O posicionamento foi divulgado pelo alto comissário da ONU para os Direitos Humanos, Volker Türk, que criticou o funcionamento de plataformas digitais e afirmou que muitos dos riscos enfrentados por menores estão ligados ao próprio modelo de negócios das empresas.
Segundo Türk, mecanismos como rolagem infinita de conteúdo, reprodução automática de vídeos e notificações constantes incentivam o uso excessivo das plataformas e aumentam a exposição de crianças e adolescentes a conteúdos nocivos.
Para a ONU, os abusos online não são apenas resultado do comportamento dos usuários, mas também de decisões de design adotadas pelas empresas para ampliar o tempo de permanência nas plataformas.
“O reforço da proteção das crianças online é uma prioridade urgente, mas isso precisa ser feito da maneira correta”, afirmou o representante.
Nos últimos anos, alguns países passaram a adotar regras mais rígidas para restringir o acesso de menores às redes sociais.
A Austrália proibiu, em 2025, o uso de diversas plataformas por menores de 16 anos. Já a França aprovou no Senado uma proposta para impedir o acesso de menores de 15 anos às redes sociais.

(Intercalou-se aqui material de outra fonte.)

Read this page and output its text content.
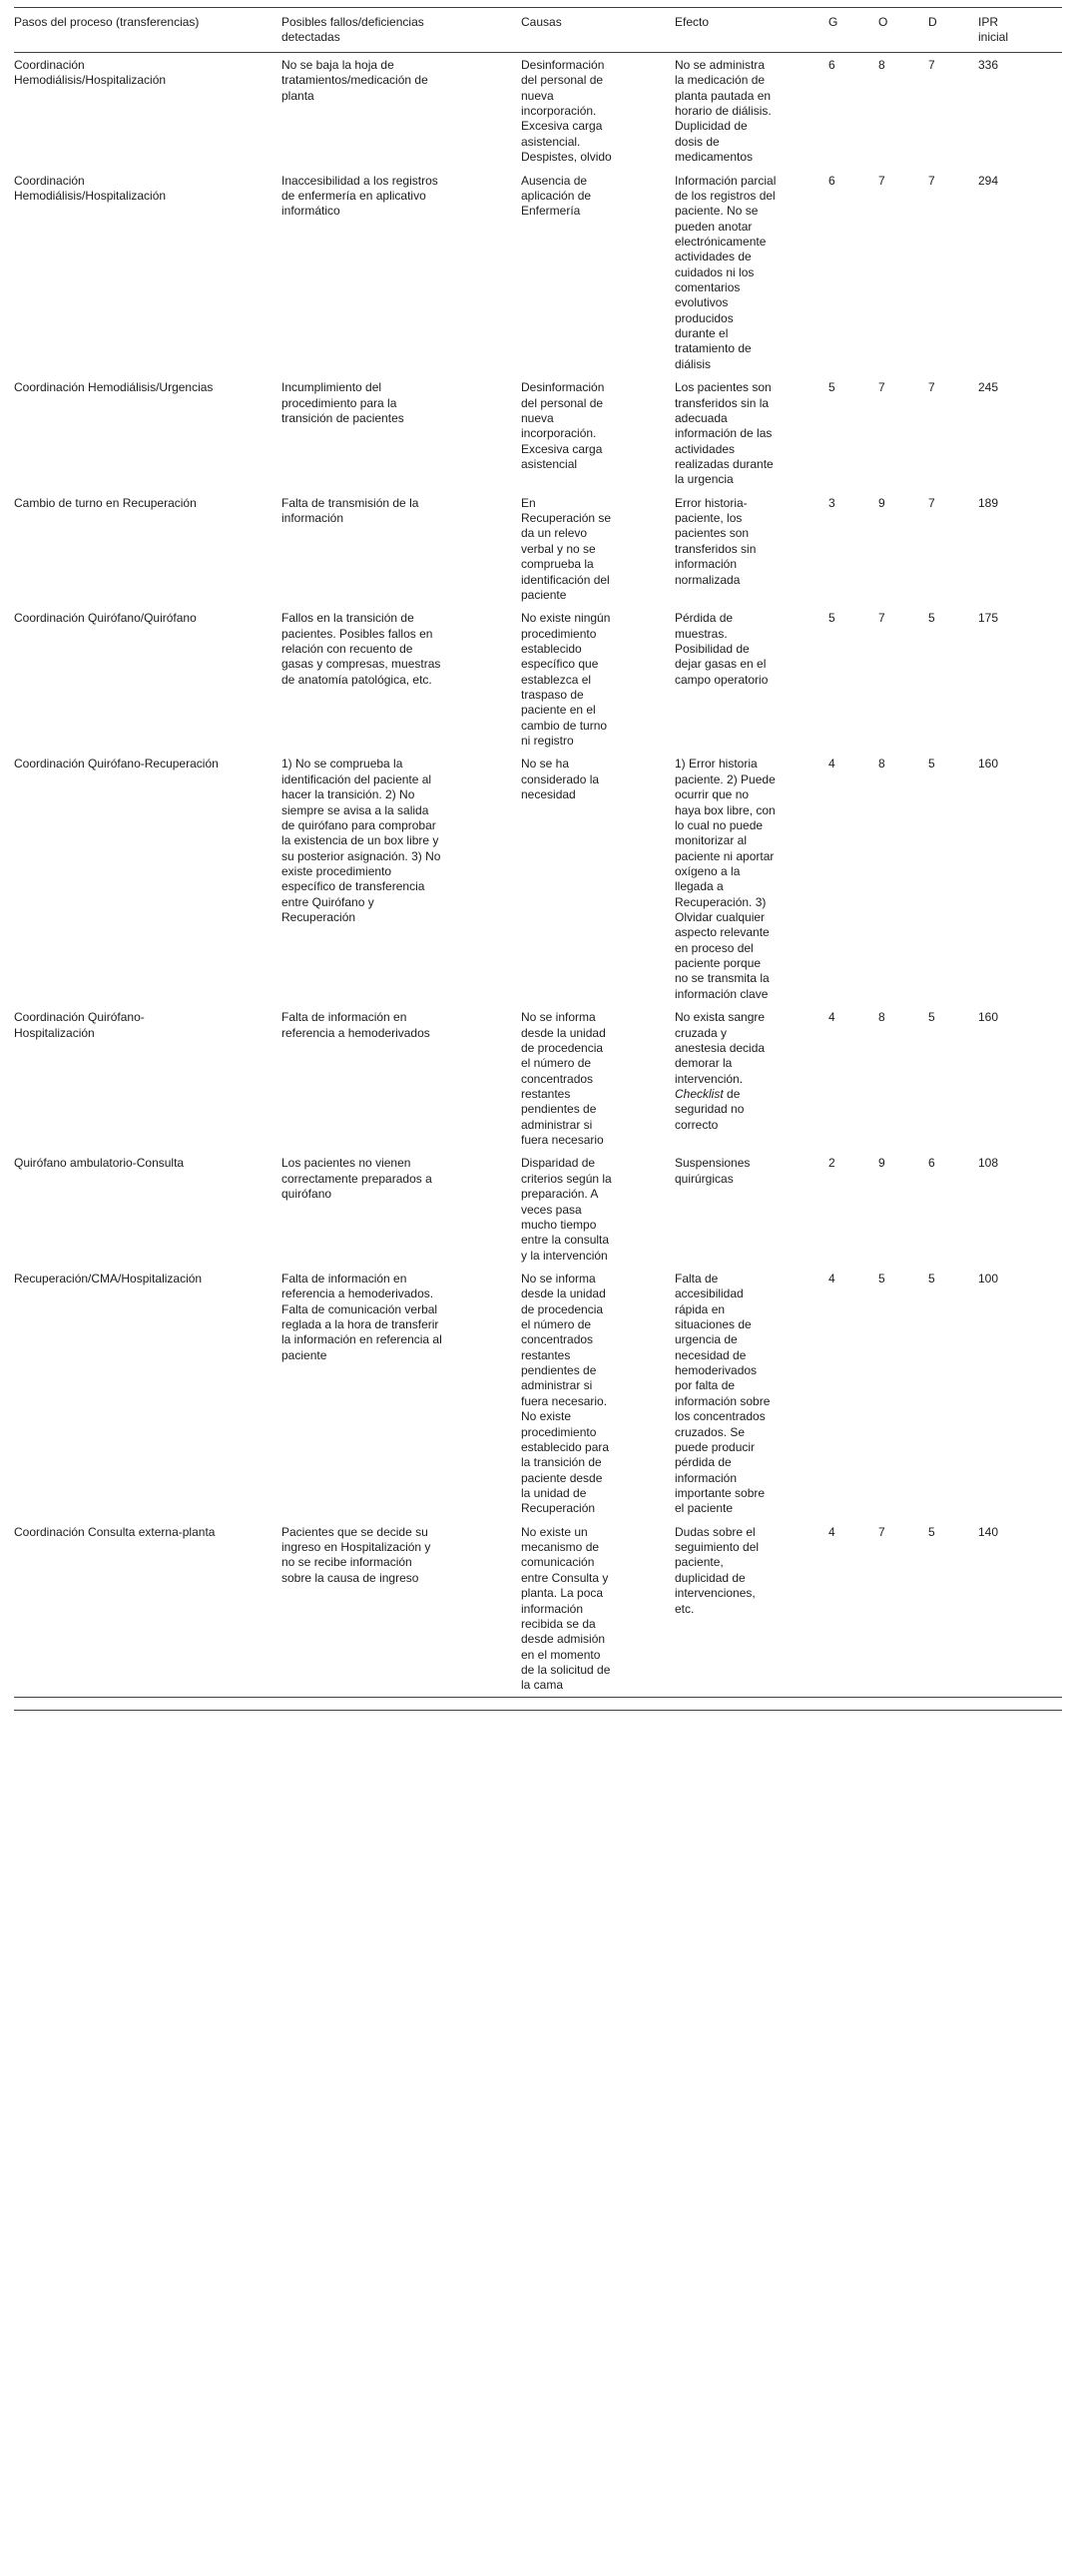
Pasos del proceso (transferencias)	Posibles fallos/deficiencias detectadas	Causas	Efecto	G	O	D	IPR inicial
Coordinación Hemodiálisis/Hospitalización	No se baja la hoja de tratamientos/medicación de planta	Desinformación del personal de nueva incorporación. Excesiva carga asistencial. Despistes, olvido	No se administra la medicación de planta pautada en horario de diálisis. Duplicidad de dosis de medicamentos	6	8	7	336
Coordinación Hemodiálisis/Hospitalización	Inaccesibilidad a los registros de enfermería en aplicativo informático	Ausencia de aplicación de Enfermería	Información parcial de los registros del paciente. No se pueden anotar electrónicamente actividades de cuidados ni los comentarios evolutivos producidos durante el tratamiento de diálisis	6	7	7	294
Coordinación Hemodiálisis/Urgencias	Incumplimiento del procedimiento para la transición de pacientes	Desinformación del personal de nueva incorporación. Excesiva carga asistencial	Los pacientes son transferidos sin la adecuada información de las actividades realizadas durante la urgencia	5	7	7	245
Cambio de turno en Recuperación	Falta de transmisión de la información	En Recuperación se da un relevo verbal y no se comprueba la identificación del paciente	Error historia-paciente, los pacientes son transferidos sin información normalizada	3	9	7	189
Coordinación Quirófano/Quirófano	Fallos en la transición de pacientes. Posibles fallos en relación con recuento de gasas y compresas, muestras de anatomía patológica, etc.	No existe ningún procedimiento establecido específico que establezca el traspaso de paciente en el cambio de turno ni registro	Pérdida de muestras. Posibilidad de dejar gasas en el campo operatorio	5	7	5	175
Coordinación Quirófano-Recuperación	1) No se comprueba la identificación del paciente al hacer la transición. 2) No siempre se avisa a la salida de quirófano para comprobar la existencia de un box libre y su posterior asignación. 3) No existe procedimiento específico de transferencia entre Quirófano y Recuperación	No se ha considerado la necesidad	1) Error historia paciente. 2) Puede ocurrir que no haya box libre, con lo cual no puede monitorizar al paciente ni aportar oxígeno a la llegada a Recuperación. 3) Olvidar cualquier aspecto relevante en proceso del paciente porque no se transmita la información clave	4	8	5	160
Coordinación Quirófano-Hospitalización	Falta de información en referencia a hemoderivados	No se informa desde la unidad de procedencia el número de concentrados restantes pendientes de administrar si fuera necesario	No exista sangre cruzada y anestesia decida demorar la intervención. Checklist de seguridad no correcto	4	8	5	160
Quirófano ambulatorio-Consulta	Los pacientes no vienen correctamente preparados a quirófano	Disparidad de criterios según la preparación. A veces pasa mucho tiempo entre la consulta y la intervención	Suspensiones quirúrgicas	2	9	6	108
Recuperación/CMA/Hospitalización	Falta de información en referencia a hemoderivados. Falta de comunicación verbal reglada a la hora de transferir la información en referencia al paciente	No se informa desde la unidad de procedencia el número de concentrados restantes pendientes de administrar si fuera necesario. No existe procedimiento establecido para la transición de paciente desde la unidad de Recuperación	Falta de accesibilidad rápida en situaciones de urgencia de necesidad de hemoderivados por falta de información sobre los concentrados cruzados. Se puede producir pérdida de información importante sobre el paciente	4	5	5	100
Coordinación Consulta externa-planta	Pacientes que se decide su ingreso en Hospitalización y no se recibe información sobre la causa de ingreso	No existe un mecanismo de comunicación entre Consulta y planta. La poca información recibida se da desde admisión en el momento de la solicitud de la cama	Dudas sobre el seguimiento del paciente, duplicidad de intervenciones, etc.	4	7	5	140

Apesar disso, a ONU avalia que apenas estabelecer limites de idade não resolve o problema. Segundo o órgão, as restrições podem ser facilmente contornadas e até levar jovens a migrarem para plataformas menos supervisionadas e potencialmente mais perigosas.
A principal recomendação da ONU é que as empresas desenvolvam aplicativos e redes sociais já com mecanismos de proteção incorporados desde a concepção dos produtos.
A organização defende que a responsabilidade pela segurança digital não seja transferida apenas para pais e responsáveis, mas compartilhada com as plataformas que operam esses serviços.
O escritório de Direitos Humanos da ONU publicou um conjunto de dez diretrizes voltadas à proteção de crianças e adolescentes na internet.
Entre as recomendações estão a ativação automática de configurações máximas de privacidade para menores de idade e a proibição da microsegmentação comercial baseada em dados e comportamentos digitais de crianças.
Segundo a ONU, o objetivo é reduzir riscos relacionados à exposição excessiva, ao assédio online, à coleta de dados pessoais e à influência de algoritmos sobre o comportamento de usuários mais jovens.
A organização afirma que o debate sobre a segurança digital infantil deve avançar além das restrições de acesso e focar também na forma como as plataformas são projetadas e operadas.